Mon amie Beatriz Leão m'a presenté cette poète et femme de lettres française d’origine libanaise. Cliquez sur sa photo pour connaître son oeuvre et un petit peu de ses textes formidables.La métaphore dont j'aime étudier est assez presente. Je vous laisse ici un conte que je trouve extraordinaire:
L’ homme à l’oreille coupée
Andrée CHEDID[1]
Cela fait longtemps que je dialogue avec « l’homme à l’oreille coupée ».
Longtemps que je m’attache à son visage blafard, à ce regard à la fois perçant et absent, qui étreint le réel et s’investit dans l’ailleurs.
Cela fait longtemps que j’essaie de percer le mystère de cet acte féroce: un matin ou soir, Van Gogh s’est tranché l’oreille!

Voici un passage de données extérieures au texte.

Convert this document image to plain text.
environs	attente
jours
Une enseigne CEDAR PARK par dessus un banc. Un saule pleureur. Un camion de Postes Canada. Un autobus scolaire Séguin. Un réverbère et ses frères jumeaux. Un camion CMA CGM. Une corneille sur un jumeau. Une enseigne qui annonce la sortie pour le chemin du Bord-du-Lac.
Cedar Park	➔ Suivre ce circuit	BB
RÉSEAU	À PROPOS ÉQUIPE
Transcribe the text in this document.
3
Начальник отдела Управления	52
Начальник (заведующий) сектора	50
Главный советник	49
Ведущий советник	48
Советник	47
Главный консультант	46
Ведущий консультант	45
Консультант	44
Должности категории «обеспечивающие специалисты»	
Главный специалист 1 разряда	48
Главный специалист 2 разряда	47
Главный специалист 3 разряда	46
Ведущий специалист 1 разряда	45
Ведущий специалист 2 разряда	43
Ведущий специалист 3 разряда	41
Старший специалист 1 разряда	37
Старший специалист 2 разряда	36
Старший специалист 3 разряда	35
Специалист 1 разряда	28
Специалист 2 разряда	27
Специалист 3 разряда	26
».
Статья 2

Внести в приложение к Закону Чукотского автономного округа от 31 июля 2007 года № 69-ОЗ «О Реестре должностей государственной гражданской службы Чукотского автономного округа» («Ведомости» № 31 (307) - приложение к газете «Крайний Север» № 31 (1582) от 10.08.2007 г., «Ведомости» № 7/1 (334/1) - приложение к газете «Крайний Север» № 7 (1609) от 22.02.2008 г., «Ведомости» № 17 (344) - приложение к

Je tente aussi d’établir entre cet art qui transformait les formes de la nature et les embrasait de tumultes; je m’efforce d’établir une jonction entre les éblouissements du soleil et ce feu sacré, rongeur, qui ne cesse de consumer celui qu’il hante.
Témoin, à mon tour, du drame, je n’ose soulever le bandage qui recouvre la plaie. Me joignant aux policiers qui l’interrogeront ce 25 décembre 1888, je ne souhaite pas ajouter mes questions aux leurs.Vincent, me semble-t-il, a déjà franchi le « mur du son » de la parole; il s’abrite dans un silence sidéral.
Van Gogh s’est peint, la tête couverte d’une coiffe étrange, bleue ; mi-fourrure, mi-tissu. Il s’est revêtu d’un manteau vert qui laisse paraître le début d’un col blanc. Le bandage qui recouvre l’oreille fait le tour de son cou.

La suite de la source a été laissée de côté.